Maintes fois, pendant l’hiver, j’étais allé avec trois autres lieutenants apprendre la manœuvre de la rame et de la godille sous la direction d’un adjudant. Cette manœuvre nous amenait toujours à un café de la ville ou à une auberge des bords de la Maine, et, pendant que mes compagnons s’ennuyaient comme s’ils eussent ramé sur les galères de l’État, je songeais que ces promenades seraient bien plus intéressantes sur un bateau léger, en dehors des quais de la ville. Mais il ne fallait chercher alors au régiment ni bateau léger pour me porter, ni camarade pour me guider dans cette voie. On y professait quelque dédain pour le canotage, et on ne se doutait pas que cet exercice aurait intéressé les officiers à la navigation, partie essentielle de leur métier, et les aurait préparés aux reconnaissances de fleuves et de rivières, dont on ne se souciait guère, il est vrai, à cette époque. En le pratiquant, plusieurs d’entre eux auraient sans doute appris à nager, et on ne les aurait peut-être pas vus, aux manœuvres de pontage, hésiter à passer d’un bateau à l’autre sur une étroite poutrelle, au-dessus de l’eau rapide où ils ont failli plus d’une fois laisser leur vie.

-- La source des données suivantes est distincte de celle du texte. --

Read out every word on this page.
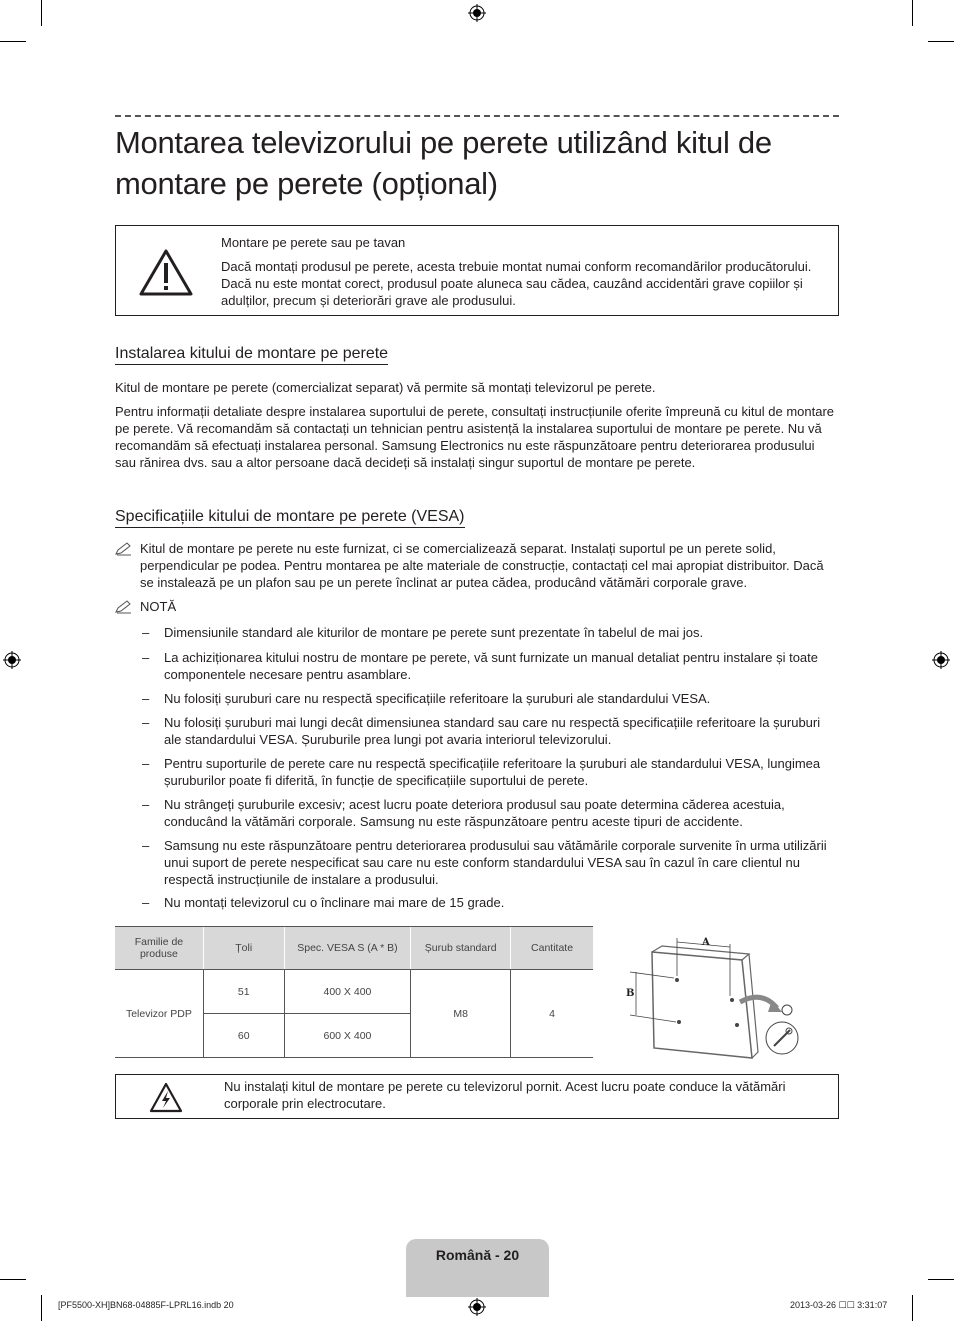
Montarea televizorului pe perete utilizând kitul de montare pe perete (opțional)

Montare pe perete sau pe tavan

Dacă montați produsul pe perete, acesta trebuie montat numai conform recomandărilor producătorului. Dacă nu este montat corect, produsul poate aluneca sau cădea, cauzând accidentări grave copiilor și adulților, precum și deteriorări grave ale produsului.

Instalarea kitului de montare pe perete

Kitul de montare pe perete (comercializat separat) vă permite să montați televizorul pe perete.

Pentru informații detaliate despre instalarea suportului de perete, consultați instrucțiunile oferite împreună cu kitul de montare pe perete. Vă recomandăm să contactați un tehnician pentru asistență la instalarea suportului de montare pe perete. Nu vă recomandăm să efectuați instalarea personal. Samsung Electronics nu este răspunzătoare pentru deteriorarea produsului sau rănirea dvs. sau a altor persoane dacă decideți să instalați singur suportul de montare pe perete.

Specificațiile kitului de montare pe perete (VESA)

Kitul de montare pe perete nu este furnizat, ci se comercializează separat. Instalați suportul pe un perete solid, perpendicular pe podea. Pentru montarea pe alte materiale de construcție, contactați cel mai apropiat distribuitor. Dacă se instalează pe un plafon sau pe un perete înclinat ar putea cădea, producând vătămări corporale grave.

NOTĂ

– Dimensiunile standard ale kiturilor de montare pe perete sunt prezentate în tabelul de mai jos.
– La achiziționarea kitului nostru de montare pe perete, vă sunt furnizate un manual detaliat pentru instalare și toate componentele necesare pentru asamblare.
– Nu folosiți șuruburi care nu respectă specificațiile referitoare la șuruburi ale standardului VESA.
– Nu folosiți șuruburi mai lungi decât dimensiunea standard sau care nu respectă specificațiile referitoare la șuruburi ale standardului VESA. Șuruburile prea lungi pot avaria interiorul televizorului.
– Pentru suporturile de perete care nu respectă specificațiile referitoare la șuruburi ale standardului VESA, lungimea șuruburilor poate fi diferită, în funcție de specificațiile suportului de perete.
– Nu strângeți șuruburile excesiv; acest lucru poate deteriora produsul sau poate determina căderea acestuia, conducând la vătămări corporale. Samsung nu este răspunzătoare pentru aceste tipuri de accidente.
– Samsung nu este răspunzătoare pentru deteriorarea produsului sau vătămările corporale survenite în urma utilizării unui suport de perete nespecificat sau care nu este conform standardului VESA sau în cazul în care clientul nu respectă instrucțiunile de instalare a produsului.
– Nu montați televizorul cu o înclinare mai mare de 15 grade.
Familie de produse	Țoli	Spec. VESA S (A * B)	Șurub standard	Cantitate
Televizor PDP	51	400 X 400	M8	4
	60	600 X 400		
A
B

Nu instalați kitul de montare pe perete cu televizorul pornit. Acest lucru poate conduce la vătămări corporale prin electrocutare.

Română - 20
[PF5500-XH]BN68-04885F-LPRL16.indb 20	2013-03-26 ☐☐ 3:31:07
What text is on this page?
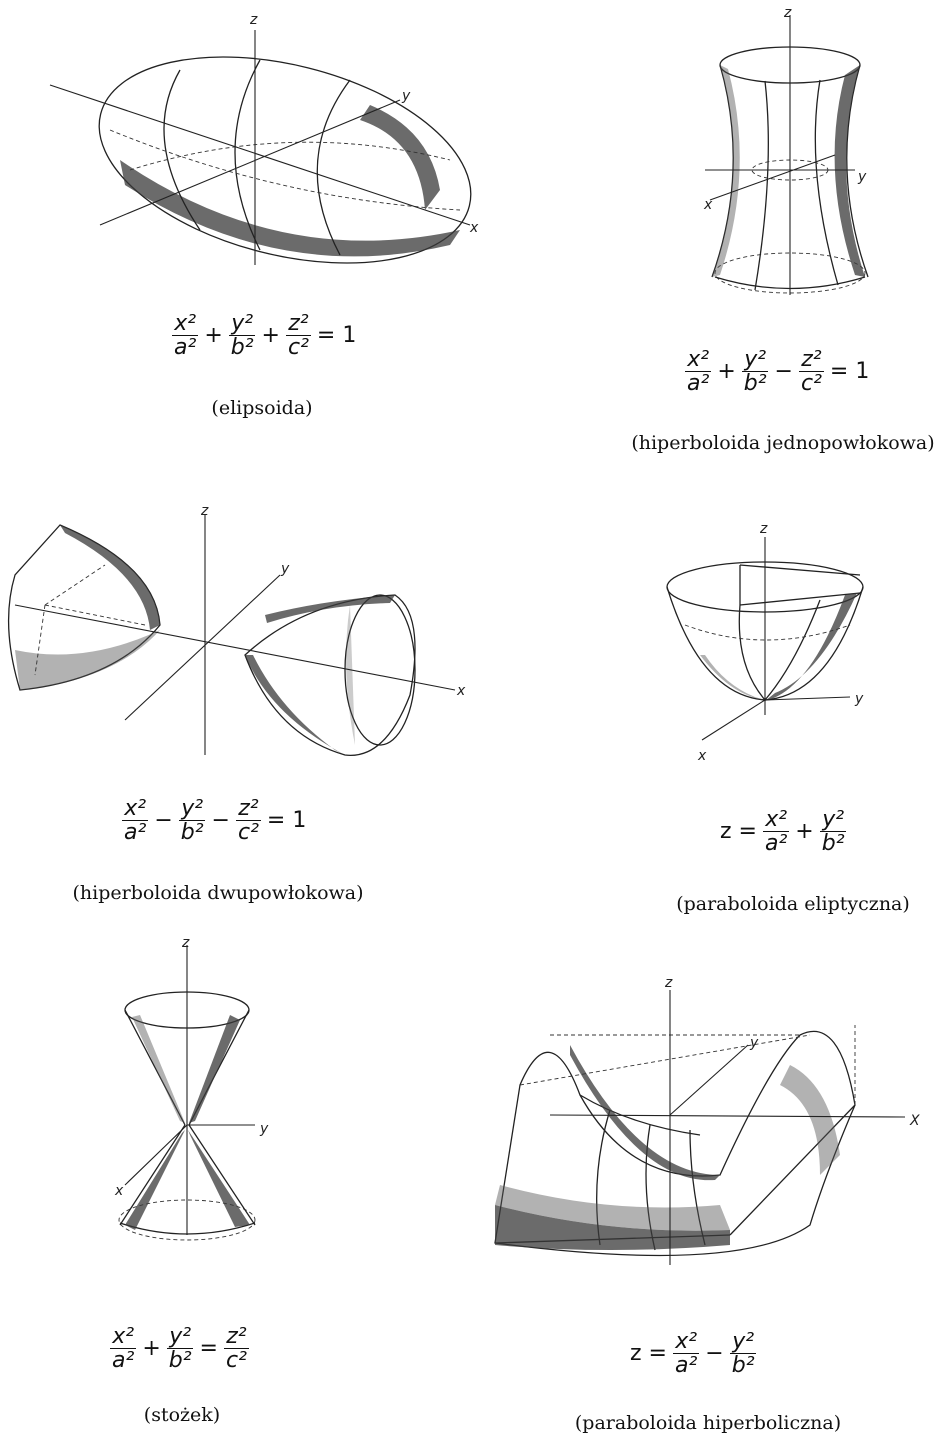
z
x
y
$\frac{\text{x²}}{\text{a²}} + \frac{\text{y²}}{\text{b²}} + \frac{\text{z²}}{\text{c²}} = 1$
(elipsoida)
z
y
x
$\frac{\text{x²}}{\text{a²}} + \frac{\text{y²}}{\text{b²}} - \frac{\text{z²}}{\text{c²}} = 1$
(hiperboloida jednopowłokowa)
z
y
x
$\frac{\text{x²}}{\text{a²}} - \frac{\text{y²}}{\text{b²}} - \frac{\text{z²}}{\text{c²}} = 1$
(hiperboloida dwupowłokowa)
z
y
x
$z = \frac{\text{x²}}{\text{a²}} + \frac{\text{y²}}{\text{b²}}$
(paraboloida eliptyczna)
z
y
x
$\frac{\text{x²}}{\text{a²}} + \frac{\text{y²}}{\text{b²}} = \frac{\text{z²}}{\text{c²}}$
(stożek)
z
X
y
$z = \frac{\text{x²}}{\text{a²}} - \frac{\text{y²}}{\text{b²}}$
(paraboloida hiperboliczna)
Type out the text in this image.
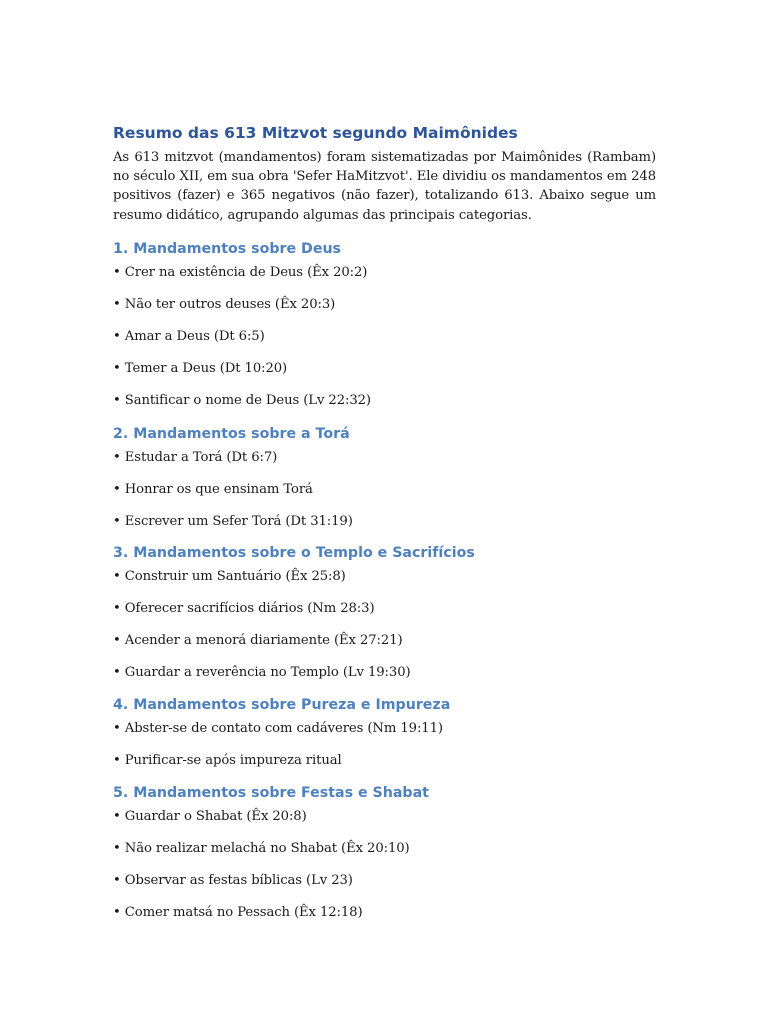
Resumo das 613 Mitzvot segundo Maimônides

As 613 mitzvot (mandamentos) foram sistematizadas por Maimônides (Rambam) no século XII, em sua obra 'Sefer HaMitzvot'. Ele dividiu os mandamentos em 248 positivos (fazer) e 365 negativos (não fazer), totalizando 613. Abaixo segue um resumo didático, agrupando algumas das principais categorias.

1. Mandamentos sobre Deus

• Crer na existência de Deus (Êx 20:2)

• Não ter outros deuses (Êx 20:3)

• Amar a Deus (Dt 6:5)

• Temer a Deus (Dt 10:20)

• Santificar o nome de Deus (Lv 22:32)

2. Mandamentos sobre a Torá

• Estudar a Torá (Dt 6:7)

• Honrar os que ensinam Torá

• Escrever um Sefer Torá (Dt 31:19)

3. Mandamentos sobre o Templo e Sacrifícios

• Construir um Santuário (Êx 25:8)

• Oferecer sacrifícios diários (Nm 28:3)

• Acender a menorá diariamente (Êx 27:21)

• Guardar a reverência no Templo (Lv 19:30)

4. Mandamentos sobre Pureza e Impureza

• Abster-se de contato com cadáveres (Nm 19:11)

• Purificar-se após impureza ritual

5. Mandamentos sobre Festas e Shabat

• Guardar o Shabat (Êx 20:8)

• Não realizar melachá no Shabat (Êx 20:10)

• Observar as festas bíblicas (Lv 23)

• Comer matsá no Pessach (Êx 12:18)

Un beau jour, j’allai au port de Reculée, en amont de la ville, trouver un constructeur de canots, habile et bien connu. Il me confia une périssoire des plus sommaires, une pagaie, un pantalon de treillis et un gilet de flanelle, et je partis pour faire mes premiers essais, sans chapeau ni chaussures. Très étonné de ne pas chavirer dès le début, je m’enhardis, je fis le tour de l’île Saint-Aubin, qu’embrassent la Sarthe et la Mayenne avant de se réunir, et je rentrai au port, après avoir fait quinze kilomètres, tête nue sous le soleil ardent, les pieds dans l’eau, tout mouillé, mais content.